Super Mario Bros. is a platform game developed and published by Nintendo, released for the Famicom in Japan in September 1985 and for the NES in North America in 1985. Players guide Mario — and optionally Luigi in a two-player mode — across eight worlds of side-scrolling levels, stomping enemies, collecting power-ups, and rescuing Princess Toadstool from Bowser. The game rescued the North American video game industry from its 1983 crash, defined the platform genre, and remains one of the most important and influential games ever made.
Super Mario Bros. was designed by Shigeru Miyamoto and Takashi Tezuka and released on 13 September 1985 in Japan, bundled with the Famicom as a pack-in title in North America. It followed the 1983 arcade game Mario Bros. and transformed its single-screen format into a side-scrolling world of eight kingdoms. Mario must traverse the Mushroom Kingdom — its plains, underground tunnels, underwater caverns, and castles — to reach Bowser in World 8-4 and rescue the Princess.
Super Mario Bros. established the grammar of the platform game. Running builds momentum; jumps have arc and hang time; enemies can be stomped, avoided, or bypassed. The Super Mushroom doubles Mario’s size and grants an extra hit; the Fire Flower lets him throw projectiles; the Super Star grants temporary invincibility with its own musical fanfare. Flagpoles end each level, with height at the moment of contact determining the bonus score. Hidden coin blocks reward experimentation; Warp Zones in World 1-2 let players skip to later worlds. The game teaches its rules almost entirely through level design — hazards are introduced in safe contexts before they become dangerous — a technique that has influenced game design education ever since.
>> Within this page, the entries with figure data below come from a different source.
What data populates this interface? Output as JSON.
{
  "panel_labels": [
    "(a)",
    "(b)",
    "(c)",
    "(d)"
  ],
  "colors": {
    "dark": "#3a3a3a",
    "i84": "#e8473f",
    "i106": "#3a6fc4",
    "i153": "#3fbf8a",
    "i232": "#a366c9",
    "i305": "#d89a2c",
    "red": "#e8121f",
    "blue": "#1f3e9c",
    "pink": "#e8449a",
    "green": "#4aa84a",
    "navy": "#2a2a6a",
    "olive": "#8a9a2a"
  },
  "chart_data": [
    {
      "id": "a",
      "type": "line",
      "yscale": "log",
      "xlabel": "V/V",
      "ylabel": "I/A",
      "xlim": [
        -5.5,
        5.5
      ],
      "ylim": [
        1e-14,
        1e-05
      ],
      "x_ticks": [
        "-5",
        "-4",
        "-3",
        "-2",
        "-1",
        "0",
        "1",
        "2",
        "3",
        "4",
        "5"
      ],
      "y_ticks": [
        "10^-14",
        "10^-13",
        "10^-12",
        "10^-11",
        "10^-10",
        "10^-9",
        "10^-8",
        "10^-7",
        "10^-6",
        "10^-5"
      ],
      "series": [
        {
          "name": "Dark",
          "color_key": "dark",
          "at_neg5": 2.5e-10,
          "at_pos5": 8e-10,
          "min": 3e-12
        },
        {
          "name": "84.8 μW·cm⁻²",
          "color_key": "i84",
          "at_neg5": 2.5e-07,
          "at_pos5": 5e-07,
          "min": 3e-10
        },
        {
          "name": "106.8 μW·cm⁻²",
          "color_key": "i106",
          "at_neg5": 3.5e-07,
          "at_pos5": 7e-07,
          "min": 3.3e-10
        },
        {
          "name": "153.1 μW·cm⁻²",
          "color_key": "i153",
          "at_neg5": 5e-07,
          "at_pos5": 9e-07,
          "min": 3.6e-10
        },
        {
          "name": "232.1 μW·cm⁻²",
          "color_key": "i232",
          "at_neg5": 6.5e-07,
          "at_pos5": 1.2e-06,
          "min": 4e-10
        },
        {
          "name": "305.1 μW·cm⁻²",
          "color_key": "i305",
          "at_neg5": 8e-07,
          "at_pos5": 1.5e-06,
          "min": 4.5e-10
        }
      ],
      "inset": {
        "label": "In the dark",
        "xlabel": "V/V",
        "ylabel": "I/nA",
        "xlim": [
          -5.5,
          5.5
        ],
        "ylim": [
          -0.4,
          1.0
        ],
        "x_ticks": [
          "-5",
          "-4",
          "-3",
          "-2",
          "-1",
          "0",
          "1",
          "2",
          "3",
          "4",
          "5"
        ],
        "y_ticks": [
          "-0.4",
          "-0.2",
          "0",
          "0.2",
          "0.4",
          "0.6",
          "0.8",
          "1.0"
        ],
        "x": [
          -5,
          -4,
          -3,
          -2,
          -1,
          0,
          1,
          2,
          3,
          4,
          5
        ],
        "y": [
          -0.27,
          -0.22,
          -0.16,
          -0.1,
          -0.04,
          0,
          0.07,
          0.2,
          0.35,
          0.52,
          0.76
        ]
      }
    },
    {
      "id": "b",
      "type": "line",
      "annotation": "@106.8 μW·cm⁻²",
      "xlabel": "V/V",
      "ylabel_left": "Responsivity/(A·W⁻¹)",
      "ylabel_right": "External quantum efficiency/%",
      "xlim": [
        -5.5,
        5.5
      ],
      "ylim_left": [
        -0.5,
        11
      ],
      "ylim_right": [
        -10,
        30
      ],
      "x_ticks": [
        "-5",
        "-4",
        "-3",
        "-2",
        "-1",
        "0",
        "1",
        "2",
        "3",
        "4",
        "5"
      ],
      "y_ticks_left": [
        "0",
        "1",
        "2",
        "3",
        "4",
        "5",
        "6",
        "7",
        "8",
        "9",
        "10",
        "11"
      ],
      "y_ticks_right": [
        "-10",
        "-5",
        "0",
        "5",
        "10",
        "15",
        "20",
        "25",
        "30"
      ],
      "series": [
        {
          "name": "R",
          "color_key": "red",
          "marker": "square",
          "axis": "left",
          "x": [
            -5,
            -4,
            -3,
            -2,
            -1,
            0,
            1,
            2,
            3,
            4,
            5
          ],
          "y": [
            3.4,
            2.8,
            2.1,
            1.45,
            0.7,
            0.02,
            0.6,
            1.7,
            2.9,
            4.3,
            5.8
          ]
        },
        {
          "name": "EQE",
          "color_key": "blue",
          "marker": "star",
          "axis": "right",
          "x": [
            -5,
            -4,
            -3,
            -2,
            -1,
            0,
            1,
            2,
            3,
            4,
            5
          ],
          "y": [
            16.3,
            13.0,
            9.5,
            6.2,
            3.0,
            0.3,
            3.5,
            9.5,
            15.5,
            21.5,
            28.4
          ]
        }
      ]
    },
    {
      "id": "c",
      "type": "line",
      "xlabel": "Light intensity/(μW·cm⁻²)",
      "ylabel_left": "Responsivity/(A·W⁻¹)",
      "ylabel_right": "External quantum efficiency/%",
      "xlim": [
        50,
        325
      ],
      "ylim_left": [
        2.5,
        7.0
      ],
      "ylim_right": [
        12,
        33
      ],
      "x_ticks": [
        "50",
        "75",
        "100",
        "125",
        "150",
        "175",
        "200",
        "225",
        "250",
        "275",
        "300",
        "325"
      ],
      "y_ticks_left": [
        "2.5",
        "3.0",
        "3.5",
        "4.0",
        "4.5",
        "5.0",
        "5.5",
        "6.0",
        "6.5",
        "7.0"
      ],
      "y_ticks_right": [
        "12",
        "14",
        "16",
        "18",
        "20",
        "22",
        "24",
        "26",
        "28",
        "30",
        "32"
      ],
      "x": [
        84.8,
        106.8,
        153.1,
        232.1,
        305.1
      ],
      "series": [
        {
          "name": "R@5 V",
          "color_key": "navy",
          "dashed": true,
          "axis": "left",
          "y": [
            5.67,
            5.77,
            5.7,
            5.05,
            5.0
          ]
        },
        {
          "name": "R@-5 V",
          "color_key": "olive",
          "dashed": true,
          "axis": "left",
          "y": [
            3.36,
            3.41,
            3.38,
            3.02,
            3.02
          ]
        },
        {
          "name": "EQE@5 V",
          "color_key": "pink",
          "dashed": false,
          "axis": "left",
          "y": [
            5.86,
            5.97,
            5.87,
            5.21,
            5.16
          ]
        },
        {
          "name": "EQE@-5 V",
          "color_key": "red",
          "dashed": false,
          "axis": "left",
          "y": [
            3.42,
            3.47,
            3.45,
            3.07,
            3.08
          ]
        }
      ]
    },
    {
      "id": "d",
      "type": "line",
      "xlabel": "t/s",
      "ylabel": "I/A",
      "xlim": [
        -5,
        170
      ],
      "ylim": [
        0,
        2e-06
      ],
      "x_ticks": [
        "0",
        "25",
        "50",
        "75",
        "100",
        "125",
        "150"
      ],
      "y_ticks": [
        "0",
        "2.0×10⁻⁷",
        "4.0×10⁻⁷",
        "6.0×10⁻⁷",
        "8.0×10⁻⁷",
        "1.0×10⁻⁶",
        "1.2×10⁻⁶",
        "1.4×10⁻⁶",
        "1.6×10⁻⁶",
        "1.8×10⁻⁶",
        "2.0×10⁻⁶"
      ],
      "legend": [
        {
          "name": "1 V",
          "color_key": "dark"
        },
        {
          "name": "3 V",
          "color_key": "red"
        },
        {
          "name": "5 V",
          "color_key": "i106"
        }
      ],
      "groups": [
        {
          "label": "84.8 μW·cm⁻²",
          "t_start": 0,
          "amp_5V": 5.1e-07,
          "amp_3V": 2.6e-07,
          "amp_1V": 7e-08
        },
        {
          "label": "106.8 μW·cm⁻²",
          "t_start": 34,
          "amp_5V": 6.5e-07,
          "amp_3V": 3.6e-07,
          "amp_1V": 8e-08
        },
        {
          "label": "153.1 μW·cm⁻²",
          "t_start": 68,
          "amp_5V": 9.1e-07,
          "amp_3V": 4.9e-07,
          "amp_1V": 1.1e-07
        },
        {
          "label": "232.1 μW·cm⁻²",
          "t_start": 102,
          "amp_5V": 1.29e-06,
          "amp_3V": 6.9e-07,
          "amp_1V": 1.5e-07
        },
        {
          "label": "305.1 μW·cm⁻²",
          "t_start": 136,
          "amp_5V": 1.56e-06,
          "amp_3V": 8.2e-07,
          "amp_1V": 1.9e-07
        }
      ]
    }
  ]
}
Super Mario Bros. sold over 40 million copies on the NES, making it the best-selling video game of its era. It is credited with reviving the North American video game market following the 1983 crash and establishing Nintendo as the dominant force in home gaming for the following decade. IGN ranked it #21 on their 2021 list of the top 100 games; Time ranked it #8 on their 2016 list of the 50 best. The franchise it launched has become the best-selling video game series of all time, with over 800 million units sold. Its iconography — the mushroom, the flagpole, the coin block — is among the most recognisable in popular culture.